Studying Sleep and Stress
Sleep is known to have five distinct phases which go from light sleep to deep sleep and then to REM sleep and those phases repeat themselves several times throughout the night. During the REM phase people experience shallow breathing, rapid eye movement and a rise in heart rate and blood pressure.
This is also the phase where people experience dreams and the brain triggers centers that are critical to learning. A recent study was set up in order to explore the effects of REM sleep on emotional regulation.
Using a group of adults, half of whom had insomnia and half did not, researchers monitored their sleep and electrical brain wave activity. They also completed a questionnaire about their experiences with troubling nighttime thoughts.
The study concluded after comparing the two groups' brain activity and reports about nighttime stress that the more their REM sleep was disturbed the more they had trouble resolving emotional distress.

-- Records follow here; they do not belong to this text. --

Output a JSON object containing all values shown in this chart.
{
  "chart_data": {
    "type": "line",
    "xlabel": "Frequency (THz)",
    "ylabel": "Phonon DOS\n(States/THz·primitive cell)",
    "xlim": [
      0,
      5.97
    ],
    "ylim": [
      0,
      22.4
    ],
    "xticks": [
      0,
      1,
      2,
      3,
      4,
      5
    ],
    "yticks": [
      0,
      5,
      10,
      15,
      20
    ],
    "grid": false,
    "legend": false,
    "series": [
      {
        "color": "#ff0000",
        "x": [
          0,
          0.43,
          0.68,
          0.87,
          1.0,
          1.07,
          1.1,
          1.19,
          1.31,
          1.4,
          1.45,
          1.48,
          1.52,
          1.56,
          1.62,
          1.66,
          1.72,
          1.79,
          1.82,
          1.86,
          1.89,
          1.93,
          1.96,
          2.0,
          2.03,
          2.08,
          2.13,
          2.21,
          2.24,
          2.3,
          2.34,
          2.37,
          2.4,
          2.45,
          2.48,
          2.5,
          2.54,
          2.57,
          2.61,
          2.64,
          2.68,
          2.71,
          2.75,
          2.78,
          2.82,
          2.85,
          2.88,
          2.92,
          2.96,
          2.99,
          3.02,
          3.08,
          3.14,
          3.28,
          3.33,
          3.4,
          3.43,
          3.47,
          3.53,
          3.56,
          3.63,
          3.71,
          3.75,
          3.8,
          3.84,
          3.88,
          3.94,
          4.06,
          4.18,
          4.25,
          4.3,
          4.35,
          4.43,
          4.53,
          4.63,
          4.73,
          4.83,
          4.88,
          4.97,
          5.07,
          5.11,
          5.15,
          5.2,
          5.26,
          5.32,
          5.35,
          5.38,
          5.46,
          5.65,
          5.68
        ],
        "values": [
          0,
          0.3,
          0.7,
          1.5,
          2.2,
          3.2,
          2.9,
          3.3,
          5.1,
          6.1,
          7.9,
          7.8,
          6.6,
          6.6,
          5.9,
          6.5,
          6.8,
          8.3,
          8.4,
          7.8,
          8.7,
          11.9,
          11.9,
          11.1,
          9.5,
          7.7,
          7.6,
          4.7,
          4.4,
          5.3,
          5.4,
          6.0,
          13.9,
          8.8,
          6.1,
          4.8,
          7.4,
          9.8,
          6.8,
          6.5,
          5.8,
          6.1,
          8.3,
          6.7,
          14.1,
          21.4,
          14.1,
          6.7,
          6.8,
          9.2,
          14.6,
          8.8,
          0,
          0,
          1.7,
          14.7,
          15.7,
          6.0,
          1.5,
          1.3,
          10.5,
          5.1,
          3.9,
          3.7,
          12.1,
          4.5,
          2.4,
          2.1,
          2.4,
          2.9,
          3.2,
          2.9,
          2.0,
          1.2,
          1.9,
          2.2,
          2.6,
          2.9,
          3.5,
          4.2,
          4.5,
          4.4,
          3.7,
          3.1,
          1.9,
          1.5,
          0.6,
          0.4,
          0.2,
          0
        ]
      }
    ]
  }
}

As feelings of arousal built up for the adults in the study, the more trouble they had getting a restful night of sleep and entering the REM phase.
Although people with insomnia may already have feelings of anxiety or emotional distress, if they are not able to resolve their sleep issues they will be caught in a cycle. Depression and anxiety affect a person's ability to sleep and their lack of sleep can prevent them from processing their emotions in a way that can reduce their symptoms of stress.
The researchers in the study believe that possibly stabilizing REM sleep could help reduce emotional distress and develop a pattern of healthier sleep. More research needs to be conducted to determine if this or cognitive behavioral therapy might be the best solution. It is an important area of research as sleep and mood have a complex interrelationship especially among people suffering from a mental illness. The results of the study might help fuel further research that would explore the connection between anxiety and insomnia.